As remote and hybrid work trends have remained sticky since the pandemic’s onset, office markets in major metropolitan areas still struggle to amp up their occupancy levels. In Manhattan, the change in work schedules is impacting more than office building owners, it’s reverberating throughout the entire commercial real estate ecosystem.
Like many other cities, New York significantly depends on property taxes to pay for services like schools, police, and fire departments. The majority of the city’s income comes from property taxes, which account for $1 out of every $3 in receipts. And of that, offices make up around 5 percent. Tax levies from the area fell by 11 percent to $5.24 billion in the first fiscal year that accounted for the effect the COVID-19 had on real estate. Tax bills for this year indicate a modest uptick in office building revenue citywide, but the recovery may not materialize for years, particularly if tenant demand continues to remain stagnant.
Obsolete structures have an impact on the entire regional economy.
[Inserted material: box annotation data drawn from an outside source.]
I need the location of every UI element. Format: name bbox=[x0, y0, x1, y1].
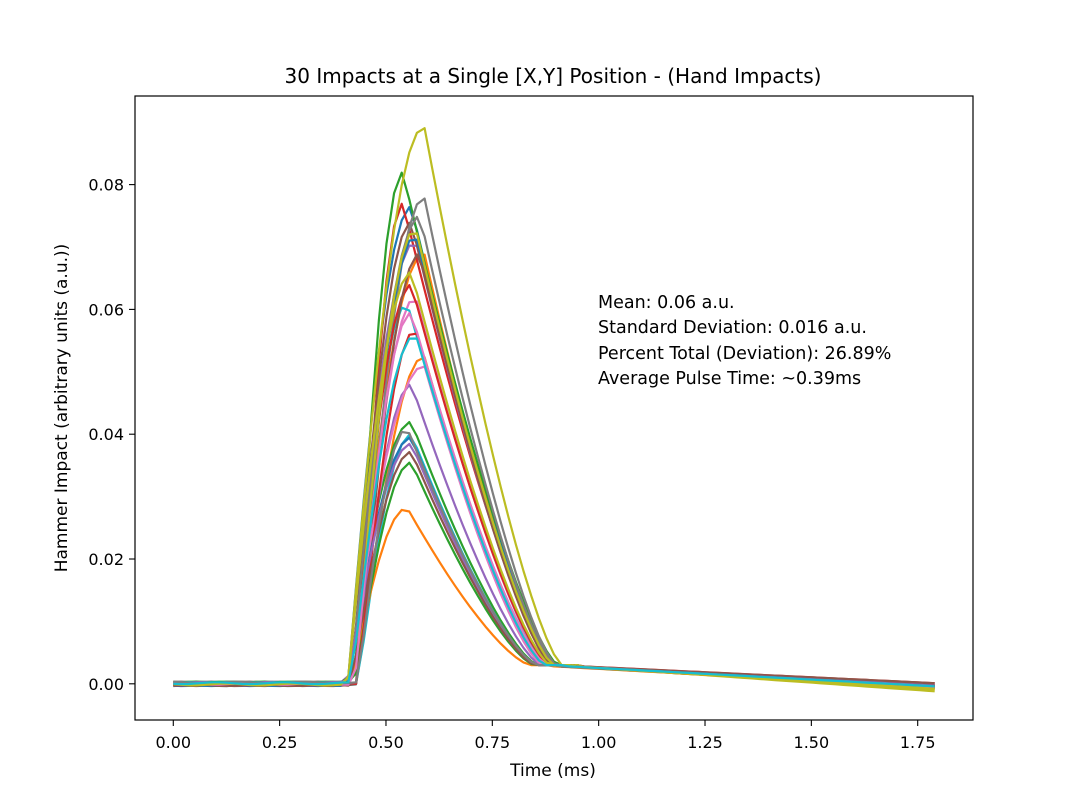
stats-annotation: Mean: 0.06 a.u. Standard Deviation: 0.01… bbox=[598, 293, 891, 389]
y-axis-ticks: 0.00 0.02 0.04 0.06 0.08 bbox=[88, 176, 135, 694]
x-tick-label: 0.50 bbox=[368, 733, 404, 752]
y-tick-label: 0.02 bbox=[88, 550, 124, 569]
x-axis-label: Time (ms) bbox=[509, 761, 596, 781]
x-tick-label: 0.25 bbox=[262, 733, 298, 752]
annotation-percent-deviation: Percent Total (Deviation): 26.89% bbox=[598, 344, 891, 364]
y-tick-label: 0.00 bbox=[88, 675, 124, 694]
plot-frame bbox=[134, 95, 974, 721]
chart-title: 30 Impacts at a Single [X,Y] Position - … bbox=[285, 64, 822, 88]
y-tick-label: 0.08 bbox=[88, 176, 124, 195]
x-tick-label: 1.25 bbox=[687, 733, 723, 752]
y-axis-label: Hammer Impact (arbitrary units (a.u.)) bbox=[52, 244, 72, 573]
x-tick-label: 1.50 bbox=[794, 733, 830, 752]
y-tick-label: 0.06 bbox=[88, 300, 124, 319]
annotation-pulse-time: Average Pulse Time: ~0.39ms bbox=[598, 369, 861, 389]
impact-series-line bbox=[173, 337, 935, 688]
x-tick-label: 0.00 bbox=[155, 733, 191, 752]
y-tick-label: 0.04 bbox=[88, 425, 124, 444]
x-tick-label: 0.75 bbox=[475, 733, 511, 752]
x-axis-ticks: 0.00 0.25 0.50 0.75 1.00 1.25 1.50 1.75 bbox=[155, 720, 936, 752]
x-tick-label: 1.75 bbox=[900, 733, 936, 752]
x-tick-label: 1.00 bbox=[581, 733, 617, 752]
annotation-mean: Mean: 0.06 a.u. bbox=[598, 293, 735, 313]
series-layer bbox=[173, 127, 935, 693]
annotation-std-dev: Standard Deviation: 0.016 a.u. bbox=[598, 318, 867, 338]
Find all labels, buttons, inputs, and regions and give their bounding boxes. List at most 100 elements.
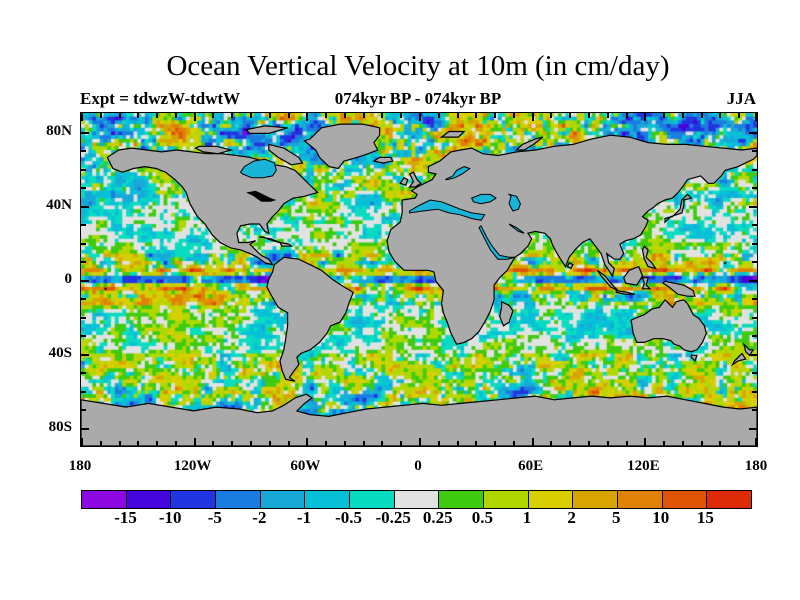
continents-overlay (81, 123, 757, 446)
axis-tick (625, 441, 628, 446)
axis-tick (475, 113, 478, 118)
axis-tick (512, 441, 515, 446)
axis-tick (81, 409, 86, 411)
axis-tick (325, 113, 328, 118)
axis-tick (749, 427, 757, 430)
axis-tick (752, 150, 757, 152)
axis-tick (752, 242, 757, 245)
axis-tick (663, 441, 666, 446)
axis-tick (81, 131, 89, 134)
axis-tick (212, 441, 215, 446)
lon-tick-label: 180 (68, 458, 92, 474)
axis-tick (81, 390, 86, 393)
axis-tick (400, 441, 403, 446)
axis-tick (749, 131, 757, 134)
period-label: 074kyr BP - 074kyr BP (334, 89, 502, 108)
axis-tick (81, 113, 83, 121)
land-new_guinea (662, 280, 696, 297)
axis-tick (606, 113, 609, 118)
land-greenland (303, 123, 381, 170)
axis-tick (738, 113, 741, 118)
colorbar-segment (618, 491, 663, 508)
colorbar-boundary-label: 1 (522, 508, 532, 527)
axis-tick (752, 261, 757, 263)
land-new_zealand_south (731, 352, 747, 367)
colorbar-boundary-label: -1 (296, 508, 312, 527)
axis-tick (193, 438, 196, 446)
lake-great_lakes (246, 190, 277, 202)
axis-tick (306, 438, 309, 446)
lat-tick-label: 40N (46, 196, 72, 213)
axis-tick (250, 113, 252, 118)
axis-tick (287, 113, 290, 118)
colorbar-boundary-label: -5 (207, 508, 222, 527)
land-madagascar (499, 300, 514, 327)
axis-tick (494, 441, 497, 446)
axis-tick (81, 298, 86, 300)
colorbar-segment (662, 491, 708, 508)
axis-tick (362, 441, 365, 446)
lon-tick-label: 60W (290, 458, 321, 474)
axis-tick (381, 113, 384, 118)
land-baffin (268, 143, 304, 166)
axis-tick (81, 335, 86, 337)
land-svalbard (439, 130, 466, 138)
axis-tick (738, 441, 741, 446)
land-victoria (194, 145, 234, 155)
axis-tick (719, 113, 722, 118)
colorbar-boundary-label: 10 (652, 508, 670, 527)
colorbar-segment (260, 491, 306, 508)
axis-tick (99, 441, 102, 446)
axis-tick (287, 441, 290, 446)
axis-tick (700, 113, 703, 118)
axis-tick (494, 113, 497, 118)
colorbar-boundary-label: -15 (114, 508, 137, 527)
axis-tick (174, 441, 177, 446)
colorbar-segment (350, 491, 395, 508)
axis-tick (81, 316, 86, 319)
sea-black_sea (470, 193, 497, 205)
axis-tick (752, 390, 757, 393)
land-north_america (106, 147, 319, 266)
land-borneo (623, 265, 644, 286)
land-java (615, 289, 636, 295)
land-philippines (641, 245, 657, 270)
axis-tick (81, 372, 86, 374)
axis-tick (606, 441, 609, 446)
lat-tick-label: 80N (46, 122, 72, 139)
colorbar-boundary-label: 2 (567, 508, 576, 527)
axis-tick (250, 441, 252, 446)
axis-tick (531, 113, 534, 121)
axis-tick (231, 113, 234, 118)
axis-tick (663, 113, 666, 118)
lon-tick-label: 120E (627, 458, 660, 474)
axis-tick (625, 113, 628, 118)
land-australia (630, 298, 707, 353)
axis-tick (588, 441, 590, 446)
axis-tick (419, 438, 421, 446)
axis-tick (644, 438, 647, 446)
axis-tick (81, 242, 86, 245)
axis-tick (306, 113, 309, 121)
axis-tick (681, 113, 684, 118)
colorbar-segment (126, 491, 172, 508)
colorbar-boundary-label: -0.5 (335, 508, 363, 527)
axis-tick (81, 205, 89, 208)
axis-tick (531, 438, 534, 446)
colorbar-boundary-label: -10 (158, 508, 182, 527)
sea-baltic (445, 166, 471, 181)
axis-tick (755, 113, 757, 121)
axis-tick (456, 113, 459, 118)
sea-mediterranean (409, 199, 486, 221)
land-ellesmere (244, 125, 288, 134)
colorbar-boundary-label: -0.25 (375, 508, 411, 527)
axis-tick (156, 113, 159, 118)
colorbar-segment (216, 491, 261, 508)
land-japan (664, 193, 693, 224)
colorbar-boundary-label: -2 (252, 508, 267, 527)
land-south_america (266, 256, 355, 382)
colorbar-boundary-label: 5 (611, 508, 621, 527)
land-tasmania (690, 354, 698, 363)
axis-tick (749, 353, 757, 356)
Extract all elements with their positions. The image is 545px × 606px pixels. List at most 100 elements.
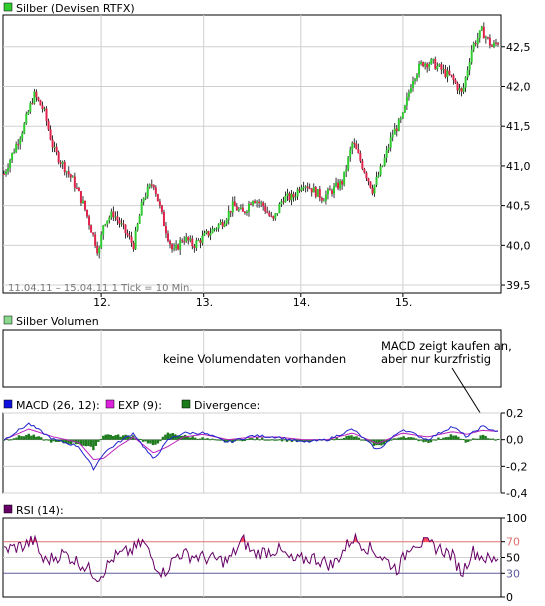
price-candle-up <box>114 216 117 218</box>
price-candle-down <box>3 173 5 175</box>
divergence-bar <box>263 439 266 441</box>
divergence-bar <box>432 439 435 441</box>
divergence-bar <box>5 438 8 440</box>
price-candle-up <box>245 211 248 213</box>
price-candle-down <box>359 153 362 161</box>
divergence-bar <box>447 436 450 440</box>
price-candle-up <box>134 230 137 250</box>
price-y-tick-label: 41,0 <box>506 160 531 173</box>
price-candle-down <box>341 181 344 185</box>
price-candle-down <box>31 103 34 105</box>
price-candle-down <box>59 162 62 164</box>
price-candle-up <box>23 123 26 134</box>
price-candle-down <box>45 108 48 122</box>
divergence-bar <box>97 439 100 442</box>
divergence-bar <box>10 439 13 441</box>
rsi-y-tick-label: 30 <box>506 567 520 580</box>
price-candle-down <box>422 62 425 67</box>
macd-line <box>3 422 499 472</box>
price-candle-down <box>361 160 364 169</box>
price-candle-down <box>55 146 58 153</box>
price-candle-up <box>405 96 408 106</box>
divergence-bar <box>62 439 65 444</box>
price-candle-down <box>306 186 309 189</box>
price-x-tick-label: 15. <box>395 296 413 309</box>
price-candle-up <box>379 166 382 176</box>
price-candle-up <box>377 175 380 177</box>
divergence-bar <box>347 435 351 440</box>
divergence-bar <box>467 439 470 442</box>
price-candle-down <box>365 172 368 179</box>
macd-panel: MACD (26, 12): EXP (9): Divergence: 0,20… <box>2 399 527 500</box>
price-y-tick-label: 40,5 <box>506 200 531 213</box>
price-candle-up <box>478 30 481 39</box>
price-candle-down <box>490 45 493 47</box>
price-candle-up <box>381 165 384 167</box>
price-candle-down <box>124 224 127 234</box>
price-candle-down <box>266 211 269 213</box>
price-candle-up <box>15 144 18 153</box>
price-candle-up <box>373 184 376 194</box>
price-candle-down <box>474 43 477 45</box>
divergence-bar <box>273 439 276 441</box>
price-candle-up <box>9 160 12 169</box>
price-x-tick-label: 12. <box>93 296 111 309</box>
price-candle-down <box>181 240 184 242</box>
divergence-bar <box>342 437 346 440</box>
price-legend-label: Silber (Devisen RTFX) <box>16 2 135 15</box>
price-candle-down <box>494 42 497 44</box>
price-x-tick-label: 14. <box>293 296 311 309</box>
price-candle-down <box>156 193 159 202</box>
price-candle-down <box>193 246 196 249</box>
price-candle-down <box>426 63 429 68</box>
divergence-bar <box>211 438 214 440</box>
divergence-bar <box>198 438 202 440</box>
price-candle-up <box>349 149 352 158</box>
divergence-bar <box>325 439 328 442</box>
price-candle-down <box>282 201 285 203</box>
volume-panel: Silber Volumen keine Volumendaten vorhan… <box>2 315 512 437</box>
divergence-bar <box>459 438 462 440</box>
price-candle-down <box>199 240 202 244</box>
price-candle-up <box>274 213 277 219</box>
price-candle-up <box>403 105 406 113</box>
price-candle-up <box>286 193 289 196</box>
price-candle-down <box>369 181 372 188</box>
price-candle-up <box>480 26 483 31</box>
divergence-bar <box>99 439 103 441</box>
price-candle-up <box>389 137 392 148</box>
divergence-bar <box>337 438 341 440</box>
price-candle-down <box>268 212 271 216</box>
divergence-bar <box>360 439 363 441</box>
divergence-bar <box>399 437 403 440</box>
divergence-bar <box>248 438 251 440</box>
price-candle-up <box>438 64 441 66</box>
price-candle-down <box>63 161 66 173</box>
divergence-bar <box>246 439 249 441</box>
price-candle-up <box>397 119 400 132</box>
price-candle-up <box>462 87 465 92</box>
divergence-bar <box>92 439 95 451</box>
price-candle-down <box>270 215 273 217</box>
price-candle-down <box>254 201 257 204</box>
divergence-bar <box>362 439 366 441</box>
divergence-bar <box>82 439 85 446</box>
divergence-bar <box>188 437 192 440</box>
price-candle-up <box>312 187 315 193</box>
exp-legend-label: EXP (9): <box>118 399 162 412</box>
price-candle-up <box>104 224 107 226</box>
divergence-legend-label: Divergence: <box>194 399 260 412</box>
divergence-bar <box>300 439 304 442</box>
divergence-bar <box>42 439 45 441</box>
price-candle-up <box>432 58 435 60</box>
divergence-bar <box>377 439 381 446</box>
volume-plot-frame <box>2 329 502 388</box>
price-candle-up <box>484 37 487 39</box>
divergence-bar <box>116 434 120 440</box>
divergence-bar <box>340 438 343 440</box>
divergence-bar <box>303 439 306 443</box>
divergence-bar <box>7 439 11 441</box>
price-candle-up <box>424 63 427 67</box>
annotation-note-line-1: MACD zeigt kaufen an, <box>381 339 512 353</box>
price-candle-up <box>71 176 74 178</box>
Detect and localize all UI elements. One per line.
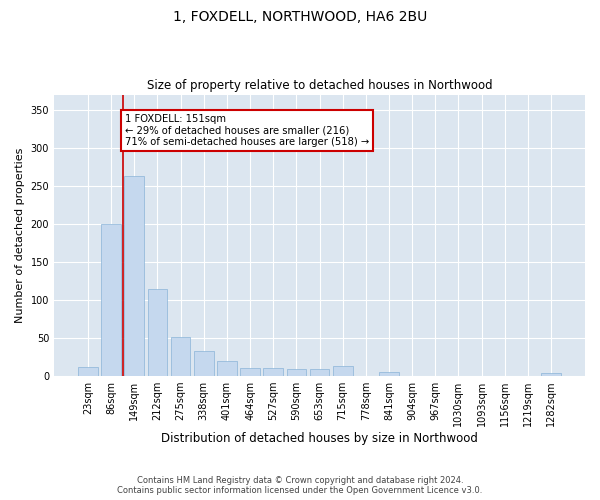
Bar — [148, 288, 167, 376]
Bar — [333, 366, 353, 376]
Title: Size of property relative to detached houses in Northwood: Size of property relative to detached ho… — [147, 79, 493, 92]
Bar — [541, 373, 561, 376]
Bar — [263, 368, 283, 376]
Bar — [287, 369, 306, 376]
Text: 1 FOXDELL: 151sqm
← 29% of detached houses are smaller (216)
71% of semi-detache: 1 FOXDELL: 151sqm ← 29% of detached hous… — [125, 114, 370, 147]
Bar — [101, 224, 121, 376]
Bar — [194, 351, 214, 376]
Bar — [171, 336, 190, 376]
Y-axis label: Number of detached properties: Number of detached properties — [15, 148, 25, 323]
Bar — [124, 176, 144, 376]
Bar — [217, 361, 237, 376]
Text: 1, FOXDELL, NORTHWOOD, HA6 2BU: 1, FOXDELL, NORTHWOOD, HA6 2BU — [173, 10, 427, 24]
Bar — [240, 368, 260, 376]
X-axis label: Distribution of detached houses by size in Northwood: Distribution of detached houses by size … — [161, 432, 478, 445]
Bar — [78, 367, 98, 376]
Bar — [310, 369, 329, 376]
Bar — [379, 372, 399, 376]
Text: Contains HM Land Registry data © Crown copyright and database right 2024.
Contai: Contains HM Land Registry data © Crown c… — [118, 476, 482, 495]
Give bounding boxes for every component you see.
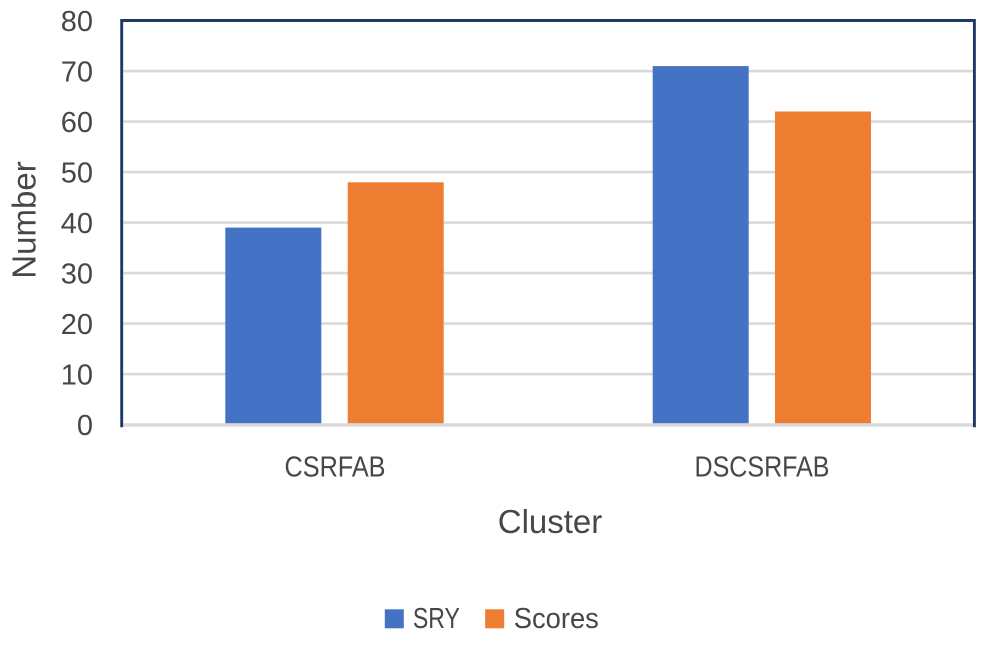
svg-text:10: 10 [61,359,93,391]
svg-text:40: 40 [61,208,93,240]
svg-text:DSCSRFAB: DSCSRFAB [695,452,830,484]
svg-text:70: 70 [61,56,93,88]
svg-text:20: 20 [61,309,93,341]
svg-text:60: 60 [61,107,93,139]
svg-text:Number: Number [6,161,43,278]
svg-text:Scores: Scores [514,603,599,635]
svg-text:Cluster: Cluster [498,503,603,540]
svg-text:0: 0 [77,410,93,442]
svg-text:SRY: SRY [413,603,460,635]
svg-text:80: 80 [61,6,93,38]
svg-text:30: 30 [61,258,93,290]
svg-text:CSRFAB: CSRFAB [285,452,386,484]
svg-text:50: 50 [61,157,93,189]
Restaurants and other street-level businesses that relied on daytime worker flow have closed as a result of empty offices. Plus the fact that transit systems, retail, and hotel industries are other significant economic sectors that are impacted by office utilization. Additionally, declining property values result in lower property tax collections for the city. A tax on large commercial leases, which brings in roughly $1 billion a year for New York, might be reduced if demand from major office tenants remains stagnant. As office vacancy rates were much higher in the U.S. compared to similar markets in Asia and Europe at the start of the pandemic, that deficit is posing a slower recovery. A prolonged dip in demand only spells more bad news for the city’s entire infrastructure, since that translates to less tax dollars flowing in.